Le mois dernier, à Burnaby, en Colombie-Britannique, lors d’une table ronde à laquelle étaient conviés des parents et des enfants, le premier ministre Stephen Harper a affirmé, au sujet de sa promesse de soutien gouvernemental à la garde d’enfants :
« Les partis de l’opposition appuient-ils le versement d’une allocution familiale de 1 200 $ par an et par enfant ou préfèrent-ils le statu quo, c’est-à-dire rien du tout? Notre nouvelle approche n’exige aucune négociation fédérale-provinciale, elle n’exige aucun financement à des universitaires, des chercheurs et des groupes d’intérêts spéciaux. Et puis elle élimine les intermédiaires politiques et bureaucratiques. Elle offrira un appui réel et un versement direct aussitôt que le Parlement l’aura approuvée.»
Comme je tire cette citation du premier ministre directement du site web du Parti conservateur, je suppose qu’elle est exacte. Mais que peut-il bien vouloir dire?
Comment en est-il venu à décrier les universitaires pour défendre son programme d’allocation pour la garde d’enfants? Croit-il que la recherche universitaire sur l’enfance et l’éducation des enfants est inutile ou immorale? Perçoit-il les universitaires comme des êtres égoïstes et des mercenaires? Pense-t-il que nous ne pouvons apporter aucune contribution valable à un débat national?
Malheureusement, après avoir lu la citation à plusieurs reprises, je dois me faire à l’idée qu’il nourrit une très piètre opinion des universitaires. Nos recherches sont des embûches pour lui. Elles ralentissent l’établissement des nouvelles mesures qu’il veut implanter au nom du progrès. Peut-être n’apprécie-t-il pas les universitaires parce que nous savons que le « progrès » n’est pas toujours synonyme d’amélioration.
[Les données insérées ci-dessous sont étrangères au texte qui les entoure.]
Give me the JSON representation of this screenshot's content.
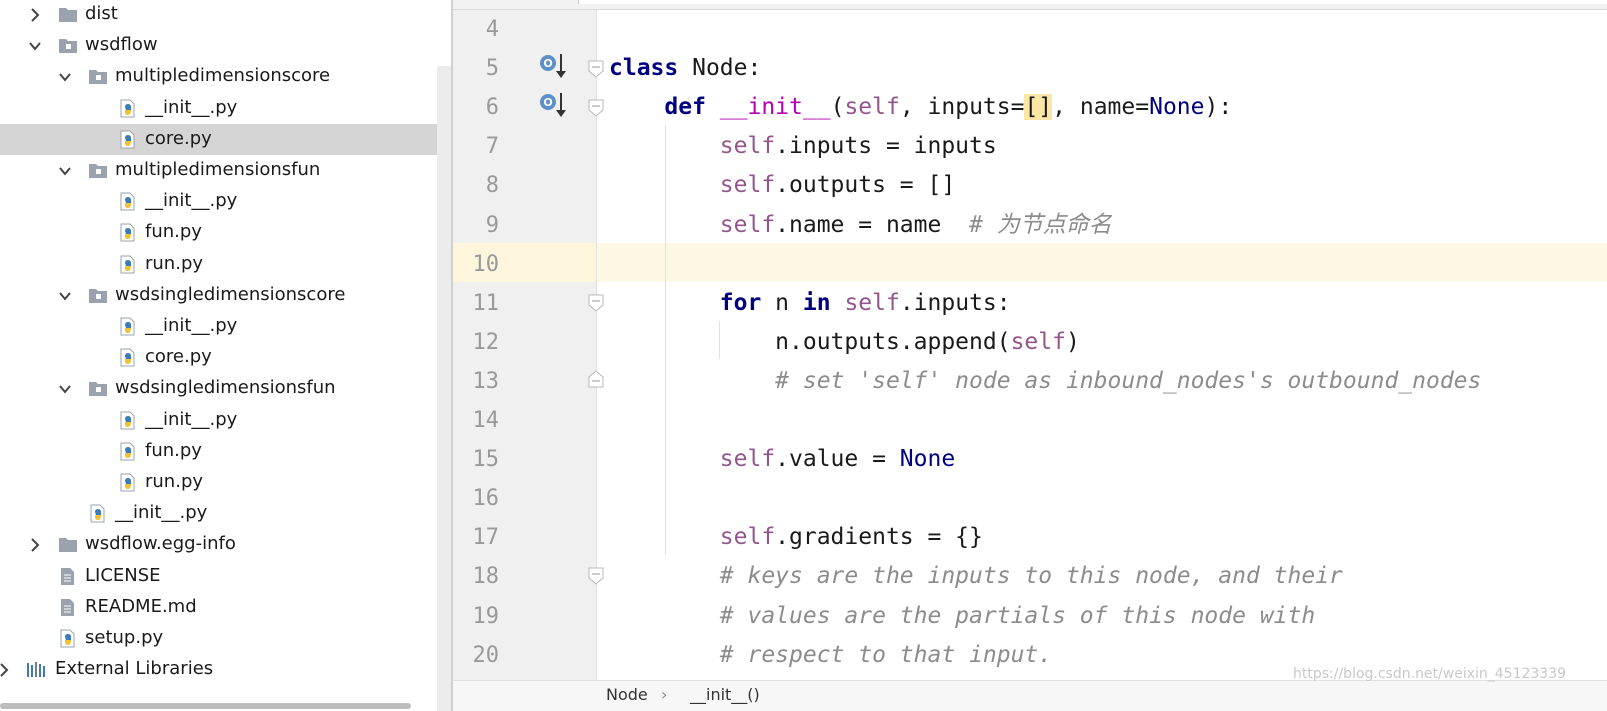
{
  "tree": {
    "items": [
      {
        "label": "dist",
        "kind": "folder",
        "expanded": false,
        "selected": false
      },
      {
        "label": "wsdflow",
        "kind": "package",
        "expanded": true,
        "selected": false
      },
      {
        "label": "multipledimensionscore",
        "kind": "package",
        "expanded": true,
        "selected": false
      },
      {
        "label": "__init__.py",
        "kind": "python-file",
        "selected": false
      },
      {
        "label": "core.py",
        "kind": "python-file",
        "selected": true
      },
      {
        "label": "multipledimensionsfun",
        "kind": "package",
        "expanded": true,
        "selected": false
      },
      {
        "label": "__init__.py",
        "kind": "python-file",
        "selected": false
      },
      {
        "label": "fun.py",
        "kind": "python-file",
        "selected": false
      },
      {
        "label": "run.py",
        "kind": "python-file",
        "selected": false
      },
      {
        "label": "wsdsingledimensionscore",
        "kind": "package",
        "expanded": true,
        "selected": false
      },
      {
        "label": "__init__.py",
        "kind": "python-file",
        "selected": false
      },
      {
        "label": "core.py",
        "kind": "python-file",
        "selected": false
      },
      {
        "label": "wsdsingledimensionsfun",
        "kind": "package",
        "expanded": true,
        "selected": false
      },
      {
        "label": "__init__.py",
        "kind": "python-file",
        "selected": false
      },
      {
        "label": "fun.py",
        "kind": "python-file",
        "selected": false
      },
      {
        "label": "run.py",
        "kind": "python-file",
        "selected": false
      },
      {
        "label": "__init__.py",
        "kind": "python-file",
        "selected": false
      },
      {
        "label": "wsdflow.egg-info",
        "kind": "folder",
        "expanded": false,
        "selected": false
      },
      {
        "label": "LICENSE",
        "kind": "text-file",
        "selected": false
      },
      {
        "label": "README.md",
        "kind": "text-file",
        "selected": false
      },
      {
        "label": "setup.py",
        "kind": "python-file",
        "selected": false
      },
      {
        "label": "External Libraries",
        "kind": "libraries",
        "expanded": false,
        "selected": false
      }
    ]
  },
  "editor": {
    "lines": [
      {
        "num": "4",
        "text": ""
      },
      {
        "num": "5",
        "text": "class Node:"
      },
      {
        "num": "6",
        "text": "    def __init__(self, inputs=[], name=None):"
      },
      {
        "num": "7",
        "text": "        self.inputs = inputs"
      },
      {
        "num": "8",
        "text": "        self.outputs = []"
      },
      {
        "num": "9",
        "text": "        self.name = name  # 为节点命名"
      },
      {
        "num": "10",
        "text": ""
      },
      {
        "num": "11",
        "text": "        for n in self.inputs:"
      },
      {
        "num": "12",
        "text": "            n.outputs.append(self)"
      },
      {
        "num": "13",
        "text": "            # set 'self' node as inbound_nodes's outbound_nodes"
      },
      {
        "num": "14",
        "text": ""
      },
      {
        "num": "15",
        "text": "        self.value = None"
      },
      {
        "num": "16",
        "text": ""
      },
      {
        "num": "17",
        "text": "        self.gradients = {}"
      },
      {
        "num": "18",
        "text": "        # keys are the inputs to this node, and their"
      },
      {
        "num": "19",
        "text": "        # values are the partials of this node with"
      },
      {
        "num": "20",
        "text": "        # respect to that input."
      }
    ],
    "current_line": "10",
    "breadcrumb": [
      "Node",
      "__init__()"
    ],
    "breadcrumb_sep": "›",
    "watermark": "https://blog.csdn.net/weixin_45123339"
  },
  "colors": {
    "keyword": "#000080",
    "self": "#94558d",
    "dunder": "#b200b2",
    "comment": "#8c8c8c",
    "selection": "#d5d5d5",
    "current_line": "#fdf8e4",
    "bracket_highlight": "#fbe7a4"
  },
  "icons": {
    "folder": "folder-icon",
    "package": "package-icon",
    "python-file": "python-file-icon",
    "text-file": "text-file-icon",
    "libraries": "libraries-icon",
    "override": "override-marker-icon",
    "fold": "fold-marker-icon"
  }
}
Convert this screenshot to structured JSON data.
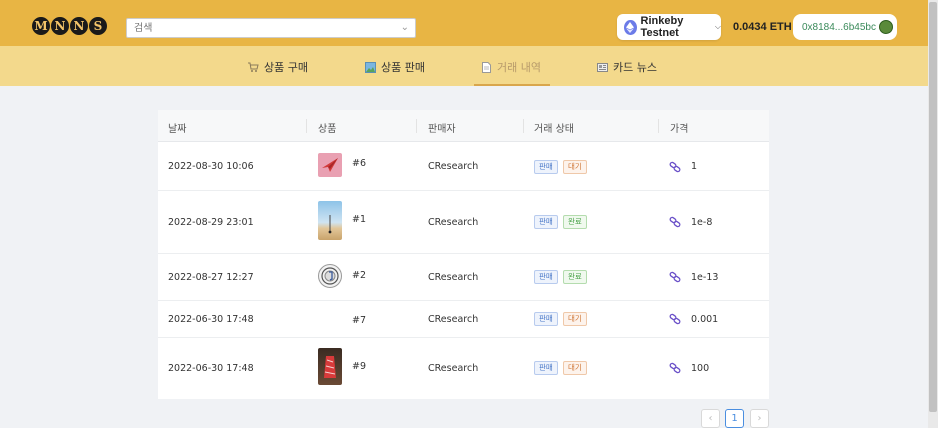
{
  "header": {
    "logo_letters": [
      "M",
      "N",
      "N",
      "S"
    ],
    "search_placeholder": "검색",
    "network_label": "Rinkeby Testnet",
    "balance": "0.0434 ETH",
    "wallet_address": "0x8184...6b45bc"
  },
  "nav": [
    {
      "label": "상품 구매",
      "icon": "cart-icon",
      "active": false
    },
    {
      "label": "상품 판매",
      "icon": "picture-icon",
      "active": false
    },
    {
      "label": "거래 내역",
      "icon": "document-icon",
      "active": true
    },
    {
      "label": "카드 뉴스",
      "icon": "newspaper-icon",
      "active": false
    }
  ],
  "table": {
    "columns": [
      "날짜",
      "상품",
      "판매자",
      "거래 상태",
      "가격"
    ],
    "rows": [
      {
        "date": "2022-08-30 10:06",
        "item": "#6",
        "seller": "CResearch",
        "type": "판매",
        "status": "대기",
        "status_kind": "wait",
        "price": "1",
        "thumb": "paper-plane"
      },
      {
        "date": "2022-08-29 23:01",
        "item": "#1",
        "seller": "CResearch",
        "type": "판매",
        "status": "완료",
        "status_kind": "done",
        "price": "1e-8",
        "thumb": "beach"
      },
      {
        "date": "2022-08-27 12:27",
        "item": "#2",
        "seller": "CResearch",
        "type": "판매",
        "status": "완료",
        "status_kind": "done",
        "price": "1e-13",
        "thumb": "seal"
      },
      {
        "date": "2022-06-30 17:48",
        "item": "#7",
        "seller": "CResearch",
        "type": "판매",
        "status": "대기",
        "status_kind": "wait",
        "price": "0.001",
        "thumb": "none"
      },
      {
        "date": "2022-06-30 17:48",
        "item": "#9",
        "seller": "CResearch",
        "type": "판매",
        "status": "대기",
        "status_kind": "wait",
        "price": "100",
        "thumb": "red-tower"
      }
    ]
  },
  "pagination": {
    "prev": "‹",
    "current": "1",
    "next": "›"
  },
  "colors": {
    "header": "#e8b544",
    "nav": "#f3d98c",
    "accent": "#4a8ee0"
  }
}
Tout dépend d’où nous mène ce progrès, et des raisons pour lesquelles il nous y mène.
Pour poursuivre sur l’exemple de la garde d’enfants, M. Harper assimile son allocation de 1 200 $ à un « programme de garderies universel » en vertu duquel les parents recevront 23 $ par semaine et par enfant de moins de six ans. Ce montant leur permettra-t-il de placer rapidement leurs enfants en garderie? Rien dans le projet de loi n’interdit aux garderies d’augmenter leurs frais et d’abaisser leurs normes de qualité. Nous ignorons qui a mené les « recherches » à partir desquelles a été établi le montant de 1 200 $. Tout ce que nous savons, c’est que M. Harper tient mordicus à ce chiffre, ainsi qu’à sa stratégie, judicieuse puisqu’elle écarte tout élément fâcheux, tels les universitaires et autres intermédiaires.
Dans une allocution qu’il a prononcée le 20 avril dernier devant la Chambre de commerce de Montréal, le premier ministre a déclaré : « Le gouvernement précédent a consulté des centaines d’experts pour concevoir son plan complet. Nous avons préféré faire confiance à des millions d’experts. Et ces experts s’appellent “maman” et “papa”. »
La prochaine fois qu’il prendra la parole, il serait bon de se souvenir de ce qu’il pense de nous. À qui s’adresse-t-il? Certainement pas à des professeurs et à des chercheurs du secteur de l’enseignement postsecondaire, de toute évidence.